学部四年生の八月初頭。

 助手の先生が「そろそろ卒研でも始めるか」と言った。八月初頭のことである。助手の先生はそのときほとんど何も考えていなかったようであるが、「とりあえず三次元空間で単一話者の音源定位のシミュレーションをしてみて」と言われた。

 まず、「音源定位」から解説する。音源定位というのは、音がどこから発せられているのかを推測することをいう。私の場合は音源は人間の声(音声)である。大抵は複数のマイクロホンを空間的に配置して、音圧の差や伝達の遅延時間などを利用する。

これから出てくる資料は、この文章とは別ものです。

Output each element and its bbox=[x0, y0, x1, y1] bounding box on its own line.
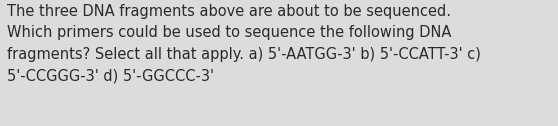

 この音源定位、話者が単一の場合にはかなり簡単に問題が解けるのであるが、話者が複数になると途端に難しくなる。複数で最も少ない数は2であるが、話者が二人の場合もかなり難しい。先生は「とりあえず」簡単な方を私に挑戦させてみたことになる。

 いろいろと調べてみると、二次元平面で音源定位をしている文献と、三次元空間で音源定位をしている文献があった。先生は「とりあえず」比較的難しい方を選んだことになる。

 ただし、これだけでは私は何をしたらいいのかが分からなかったので、ほかの拘束条件はないのかと訊いてみた。問題をもう少し限定してくれということである。答えは、「マイクの本数は16本以下」とのことだった(収録機材の都合)。それ以外はマイクの配置から何から何まで自由に問題を設定してくれとのことだった。

 そういう経緯を経て、問題を考え始めた。

 研究とは関係のないことだが、「ファジィ工学」のレポート課題が「一次遅れの制御をシミュレーションせよ」というものだったので、それも片づけた。なお、レポート課題はその一文だけだった。